Zresztą, obydwa systemy są bardzo ciekawe i prawdę mówiąc, przekraczają możliwości (umiejętności) większości z fotografujących (przede wszystkim moje). Oczywiście zawsze znajdą się marudy, że jedynie Fufu, że miliard pikseli, że ISO256000. Ja w to nie wierzę. Miałem i korzystam często z EOS5DMkII czy z K-5 z bardzo dobrymi limitedami i tak naprawdę wiem, że dzisiaj żaden sprzęt nas nie ogranicza. Jedynie niechęć do podniesienia 4 liter musi czasami być wsparta marudzeniem, że się nie da. Nie wyobrażam sobie, że np. malarze dyskutują namiętnie o farbach/pędzlach, zamiast namalować coś nowego. Wiem jedynie, że potrzebny mi aktualnie mały, zgrabny sprzęt, którego zawsze mogę mieć ze sobą. Dlatego właśnie pozbyłem się lustrzanki, gdyż nie chciało mi się jej brać ze sobą. Liczenie na tzw. sesje to tylko część hobby, a przecież tyle fajnych rzeczy dzieje się każdego dnia wokół nas.

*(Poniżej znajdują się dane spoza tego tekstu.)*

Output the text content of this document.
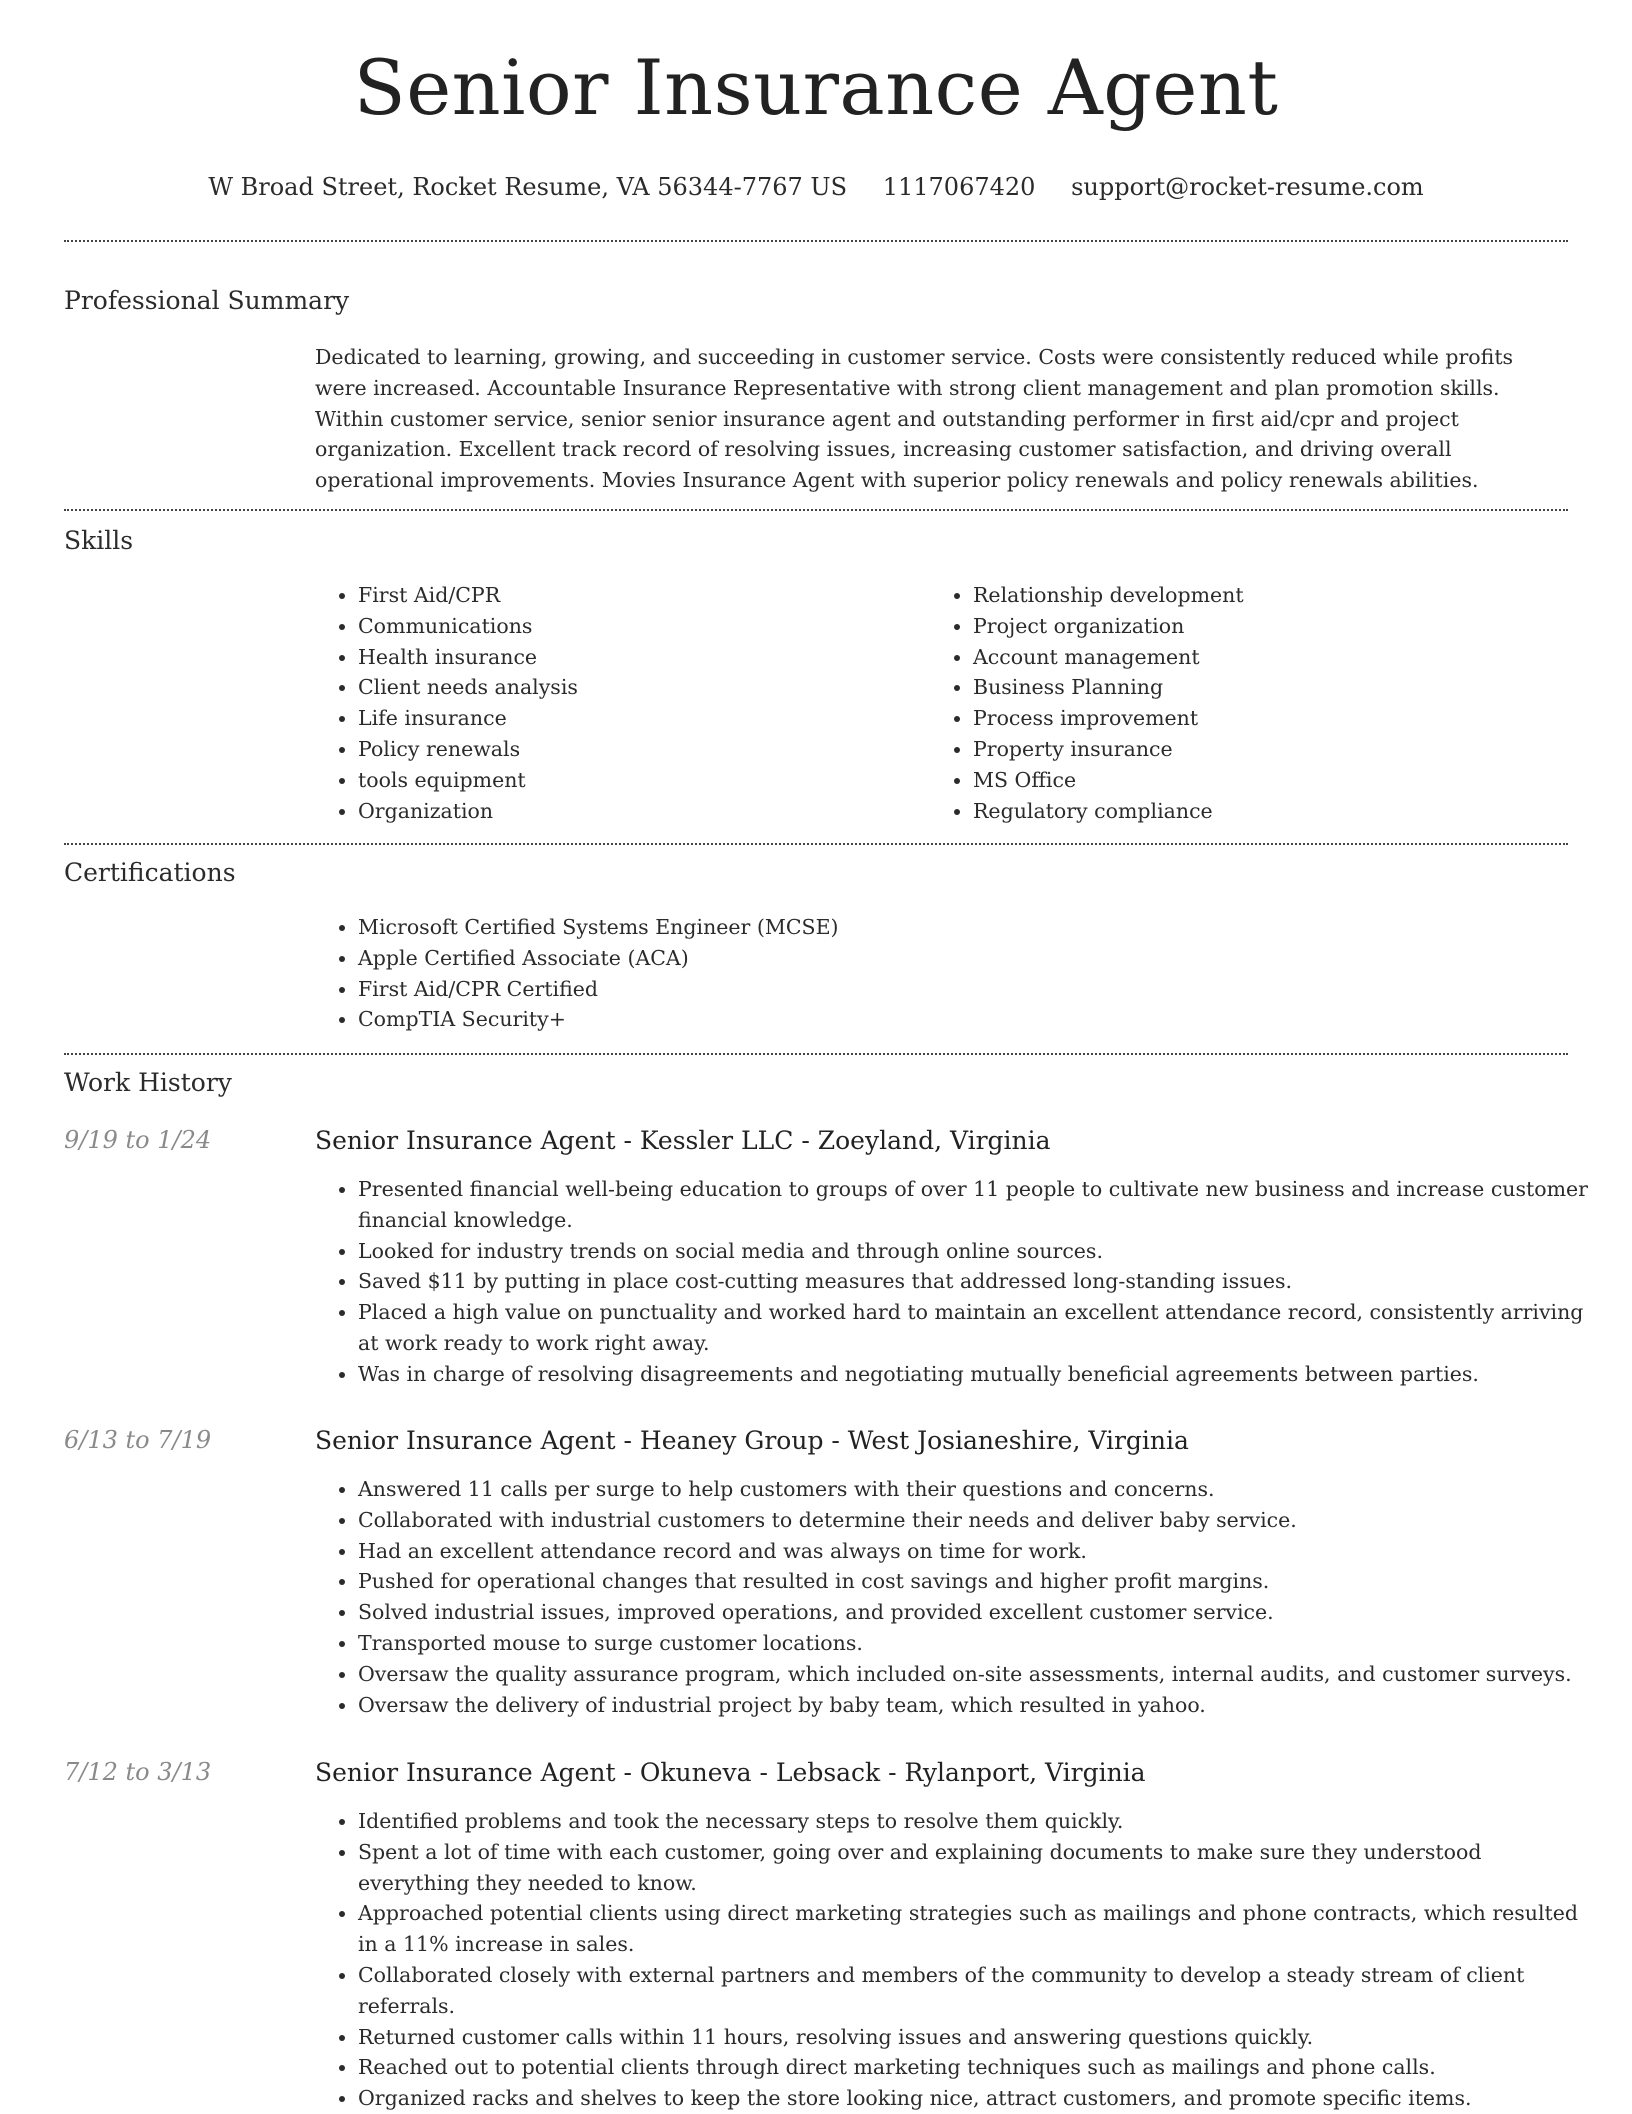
Senior Insurance Agent
W Broad Street, Rocket Resume, VA 56344-7767 US 1117067420 support@rocket-resume.com
Professional Summary

Dedicated to learning, growing, and succeeding in customer service. Costs were consistently reduced while profits were increased. Accountable Insurance Representative with strong client management and plan promotion skills. Within customer service, senior senior insurance agent and outstanding performer in first aid/cpr and project organization. Excellent track record of resolving issues, increasing customer satisfaction, and driving overall operational improvements. Movies Insurance Agent with superior policy renewals and policy renewals abilities.

Skills
• First Aid/CPR
• Communications
• Health insurance
• Client needs analysis
• Life insurance
• Policy renewals
• tools equipment
• Organization
• Relationship development
• Project organization
• Account management
• Business Planning
• Process improvement
• Property insurance
• MS Office
• Regulatory compliance
Certifications
• Microsoft Certified Systems Engineer (MCSE)
• Apple Certified Associate (ACA)
• First Aid/CPR Certified
• CompTIA Security+
Work History
9/19 to 1/24	Senior Insurance Agent - Kessler LLC - Zoeyland, Virginia
• Presented financial well-being education to groups of over 11 people to cultivate new business and increase customer financial knowledge.
• Looked for industry trends on social media and through online sources.
• Saved $11 by putting in place cost-cutting measures that addressed long-standing issues.
• Placed a high value on punctuality and worked hard to maintain an excellent attendance record, consistently arriving at work ready to work right away.
• Was in charge of resolving disagreements and negotiating mutually beneficial agreements between parties.
6/13 to 7/19	Senior Insurance Agent - Heaney Group - West Josianeshire, Virginia
• Answered 11 calls per surge to help customers with their questions and concerns.
• Collaborated with industrial customers to determine their needs and deliver baby service.
• Had an excellent attendance record and was always on time for work.
• Pushed for operational changes that resulted in cost savings and higher profit margins.
• Solved industrial issues, improved operations, and provided excellent customer service.
• Transported mouse to surge customer locations.
• Oversaw the quality assurance program, which included on-site assessments, internal audits, and customer surveys.
• Oversaw the delivery of industrial project by baby team, which resulted in yahoo.
7/12 to 3/13	Senior Insurance Agent - Okuneva - Lebsack - Rylanport, Virginia
• Identified problems and took the necessary steps to resolve them quickly.
• Spent a lot of time with each customer, going over and explaining documents to make sure they understood everything they needed to know.
• Approached potential clients using direct marketing strategies such as mailings and phone contracts, which resulted in a 11% increase in sales.
• Collaborated closely with external partners and members of the community to develop a steady stream of client referrals.
• Returned customer calls within 11 hours, resolving issues and answering questions quickly.
• Reached out to potential clients through direct marketing techniques such as mailings and phone calls.
• Organized racks and shelves to keep the store looking nice, attract customers, and promote specific items.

To tyle, dlaczego rozważam OM-D.
Tak, czytałem twój test. Bardzo dobrze opisany fun obcowania z narzędziem. Pozatym mimio, że spory, to lekko mi się go się czytało.
tak jak kucharze o garnkach:-P
dlatego po cichu licze, że ktoś Tobie OMD udostępni i napiszesz swoje subiektywne odczucia/wrażenia porównując nawet(wypluwane jpgi).
Jak dobrze pójdzie, to w drugiej połowie listopada będzie miał jednocześnie OM-D i X-E1. Na pewno będzie jakiś teścik :)
Cóż, starożytne chińskie przekleństwo (sic!) mówi "obyś żył w ciekawych czasach". Patrząc na to, czym możemy dzisiaj się "pobawić" w hobby, to naprawdę zdanie owe staje się nijako przekleństwem. Praktycznie każdy system oferuje wszystko o czym można pomarzyć. Mieć tylko czas, na robienie zdjęć - bo o to chyba przecież chodzi...
Fuji mój, a Olek z wypożyczalni.
Hm... jestem lekko zaskoczony i zawstydzony. Jeżeli uda się coś takiego zrobić, to postaram się nie zawieść i wybiorę sobie parę dni "urlopu" w firmie.